This form can be used to estimate the integration time needed to reach a requested signal-to-noise for a given brightness temperature.
The original versions of this form and the program to estimate the desired quantities were written by Riccardo Melchiorri based on a previous PHP code version. Subsequent modifications and revisions have been made by Bill Vacca and Ed Chambers.
The time estimator calculates the time required to reach an rms brightness temperature, ΔTR* , (TR* = TA* /ηfss, where ηfss is the forward scattering efficiency and equal to 0.97 for GREAT at all bands) for a line at a frequency ν by solving the standard radiometric formula for a single point
ΔTA * = (2 Tsys ) / (t Δν)0.5
Here Δ TA * is the antenna temperature corrected for ohmic losses and rear spillover. Tsys is the single sideband system temperature outside the earth's atmosphere, t is the integration time and Δν is the desired frequency resolution.
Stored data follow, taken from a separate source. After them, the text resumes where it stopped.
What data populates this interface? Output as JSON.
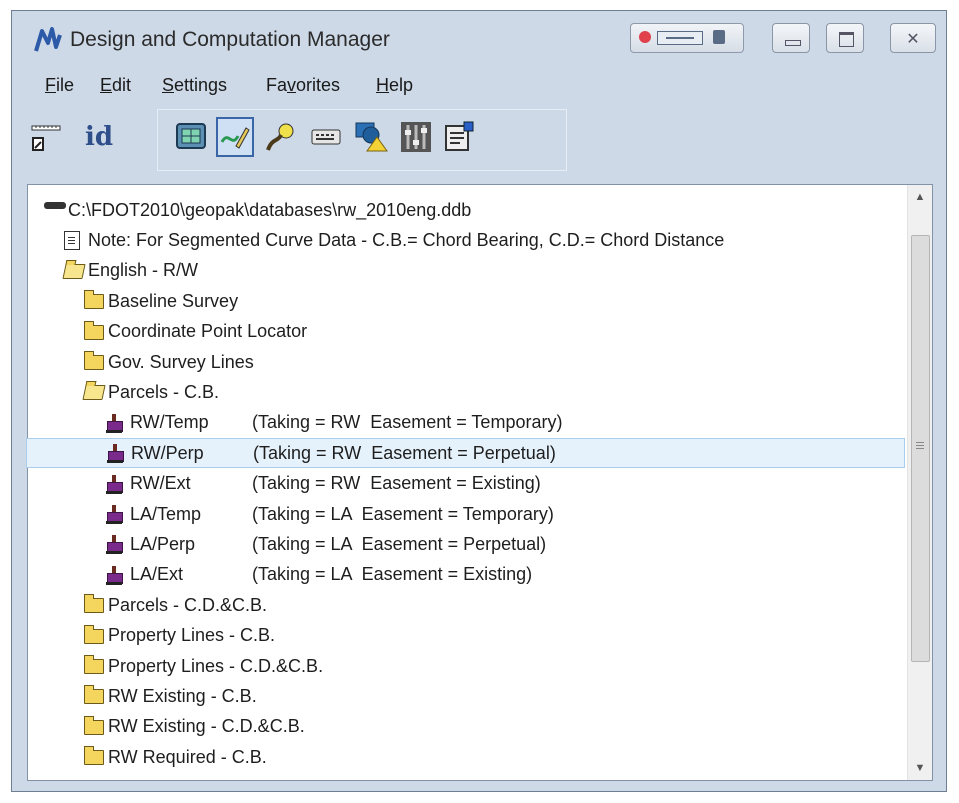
{
  "window": {
    "title": "Design and Computation Manager"
  },
  "menubar": [
    {
      "pre": "",
      "u": "F",
      "post": "ile"
    },
    {
      "pre": "",
      "u": "E",
      "post": "dit"
    },
    {
      "pre": "",
      "u": "S",
      "post": "ettings"
    },
    {
      "pre": "Fa",
      "u": "v",
      "post": "orites"
    },
    {
      "pre": "",
      "u": "H",
      "post": "elp"
    }
  ],
  "toolbar": {
    "id_label": "id",
    "tools": [
      "ruler-icon",
      "id-icon",
      "monitor-icon",
      "draw-icon",
      "probe-icon",
      "keyboard-icon",
      "shape-icon",
      "sliders-icon",
      "clipboard-icon"
    ],
    "selected": "draw-icon"
  },
  "tree": [
    {
      "icon": "database-icon",
      "name": "C:\\FDOT2010\\geopak\\databases\\rw_2010eng.ddb",
      "desc": "",
      "indent": 0
    },
    {
      "icon": "note-icon",
      "name": "Note: For Segmented Curve Data - C.B.= Chord Bearing, C.D.= Chord Distance",
      "desc": "",
      "indent": 1
    },
    {
      "icon": "folder-open-icon",
      "name": "English - R/W",
      "desc": "",
      "indent": 1
    },
    {
      "icon": "folder-icon",
      "name": "Baseline Survey",
      "desc": "",
      "indent": 2
    },
    {
      "icon": "folder-icon",
      "name": "Coordinate Point Locator",
      "desc": "",
      "indent": 2
    },
    {
      "icon": "folder-icon",
      "name": "Gov. Survey Lines",
      "desc": "",
      "indent": 2
    },
    {
      "icon": "folder-open-icon",
      "name": "Parcels - C.B.",
      "desc": "",
      "indent": 2
    },
    {
      "icon": "item-icon",
      "name": "RW/Temp",
      "desc": "(Taking = RW  Easement = Temporary)",
      "indent": 3
    },
    {
      "icon": "item-icon",
      "name": "RW/Perp",
      "desc": "(Taking = RW  Easement = Perpetual)",
      "indent": 3,
      "selected": true
    },
    {
      "icon": "item-icon",
      "name": "RW/Ext",
      "desc": "(Taking = RW  Easement = Existing)",
      "indent": 3
    },
    {
      "icon": "item-icon",
      "name": "LA/Temp",
      "desc": "(Taking = LA  Easement = Temporary)",
      "indent": 3
    },
    {
      "icon": "item-icon",
      "name": "LA/Perp",
      "desc": "(Taking = LA  Easement = Perpetual)",
      "indent": 3
    },
    {
      "icon": "item-icon",
      "name": "LA/Ext",
      "desc": "(Taking = LA  Easement = Existing)",
      "indent": 3
    },
    {
      "icon": "folder-icon",
      "name": "Parcels - C.D.&C.B.",
      "desc": "",
      "indent": 2
    },
    {
      "icon": "folder-icon",
      "name": "Property Lines - C.B.",
      "desc": "",
      "indent": 2
    },
    {
      "icon": "folder-icon",
      "name": "Property Lines - C.D.&C.B.",
      "desc": "",
      "indent": 2
    },
    {
      "icon": "folder-icon",
      "name": "RW Existing - C.B.",
      "desc": "",
      "indent": 2
    },
    {
      "icon": "folder-icon",
      "name": "RW Existing - C.D.&C.B.",
      "desc": "",
      "indent": 2
    },
    {
      "icon": "folder-icon",
      "name": "RW Required - C.B.",
      "desc": "",
      "indent": 2
    }
  ]
}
This formula applies when tON = tOFF, as is the case for single point total power observations, and all beam-switched observations.
For Total Power OTF mapping observations the corresponding equation is
ΔTA * = Tsys (1 + (1/Non)0.5)0.5 / (t Δν)0.5
where t the ON-source integration time per map point only and Non is the number of on-source positions for each off-source observation. For further details, see the GREAT chapter of the observer's handbook.
The calculator uses the most recent measured receiver temperatures and calls the atmospheric transmission program ATRAN to estimate the atmospheric transmission for a given frequency, altitude, telescope elevation and water vapor overburden. The transmission is used to calculate Tsys, assuming an ambient temperature of the atmosphere of 220 K and a telescope temperature of 230 K.
GREAT is a dual sideband receiver, meaning it receives signal in two frequency bands, the upper sideband (USB) and the lower sideband (LSB). The transmission plot shows the location of both sidebands (separated by +/- 1.5 GHz for the LFA, HFA, and 4GREAT bands 3 and 4, and +/- 5.5 GHz 4GREAT bands 1 and 2). It is possible to put the line to be observed in either the USB or the LSB (the two possible tunings). Integration times are calculated for both tunings. If the transmission is poor at the lower frequency but very good at the higher frequency, you would tune your line to the lower sideband. If the opposite is true you would tune your line to the upper sideband (USB).
Type of Observation: Select "Single Point or Beam Switch OTF/Raster Map" for single point observations in both total power and beam-switched mode, and OTF/raster map observations in beam-switched mode. Select "TP OTF/Raster Map" for OTF/raster maps in total power mode.
Observatory Altitude: Enter the flight altitude for the observations (in feet or meters). If unknown, leave at the default value of 41000 feet.
Water Vapor Overburden: Enter the precipitable waver vapor overburden (in microns) to use in the calculation of the atmospheric transmission. If unknown, leave at the default value of 0 (ATRAN will use 7.3 microns for an altitude of 41000 feet).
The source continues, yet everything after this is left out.